Sanders is also calling for a "political revolution" and doing so without embarrassment. When he says this, he makes clear that what he is talking about is more ordinary people getting involved in politics with the goals of reducing the power of organized money and electing a Congress not dominated by Republicans. I'm sure that sounds pretty scary to a lot of Democratic office-holders. But it sounds like a good idea to me. Whether or not we want to quibble about the political-science definition of "revolution."
But we also need to see this in terms of how the right uses the term these days. Sanders parried a question from Anderson Cooper on the term this week by reminding him of the "Reagan Revolution" and the "Gingrich Revolution," terms that haven't bothering the Grand Old Party much.
Then there are our cornpone Duck Dynasty John Calhouns, like the Bundy boys and their fans. Not only such characters, but the NRA that few Republicans are willing to criticize at all, talk about the need for people to have unlimited access to guns in order to fight "tyranny" if the occasion arises. Now a clever pollster or sociologist could surely document that what most white people have in mind when they talk about "tyranny" in this context actually means "black people."
But we don't need any special studies to know that the Republican Party is perfectly comfortable with the formal justification of the need for unlimited gun proliferation as required to fight "tyranny." What would that mean if it ever got more serious than a bunch of fools seizing a building on a wildlife sanctuary? It would basically be applying the techniques of partisan warfare, aka, "terrorism": sabotaging infrastructure like bridges and power stations, ambushes on police and soldiers, assassination of hostile public officials. Ugly stuff even when employed in the best of causes.
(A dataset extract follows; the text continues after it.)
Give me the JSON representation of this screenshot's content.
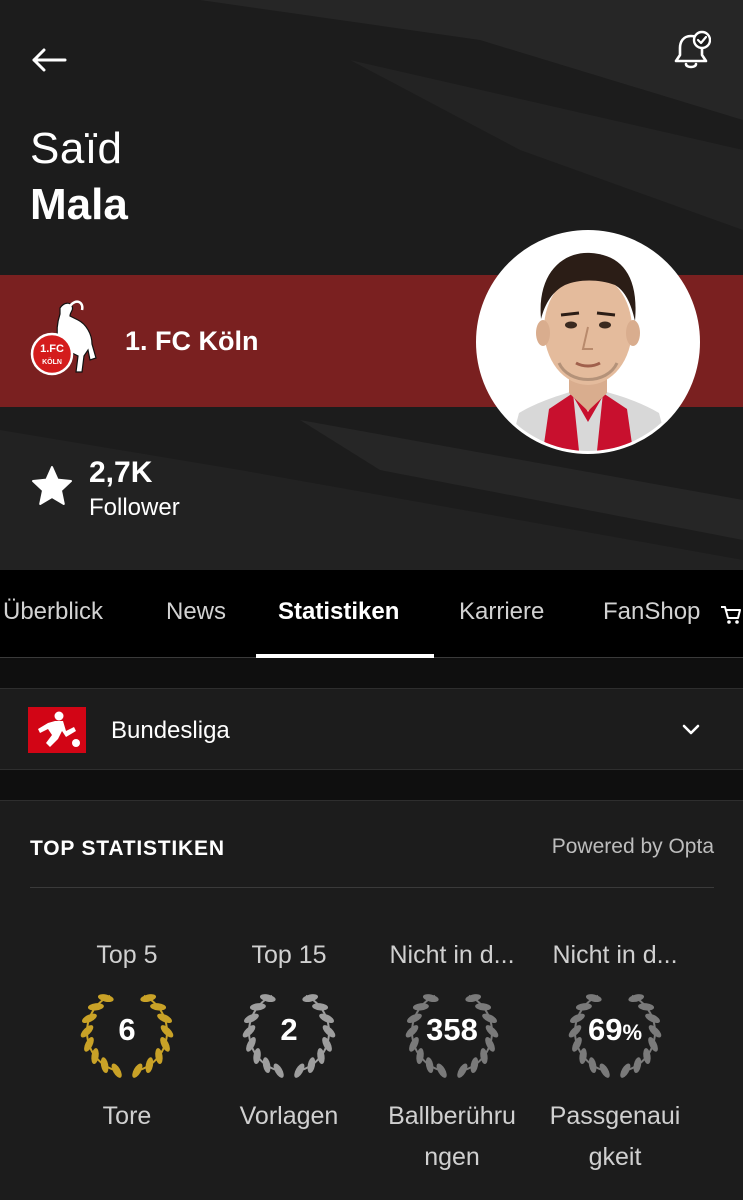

And our present-day junior John Calhoun's don't have a good cause.
So if the Republican Party's acceptance and encouragement of this kind of revolutionary and seditious rhetoric has persuaded the public to vote the Republican Party out of existence, Bernie Sanders calling for more citizen involvement to make the political system less corrupt is unlikely to send the voters fleeing in panic to Donald Trump or Ted Cruz or even the fresh-faced warmonger Marco Rubio.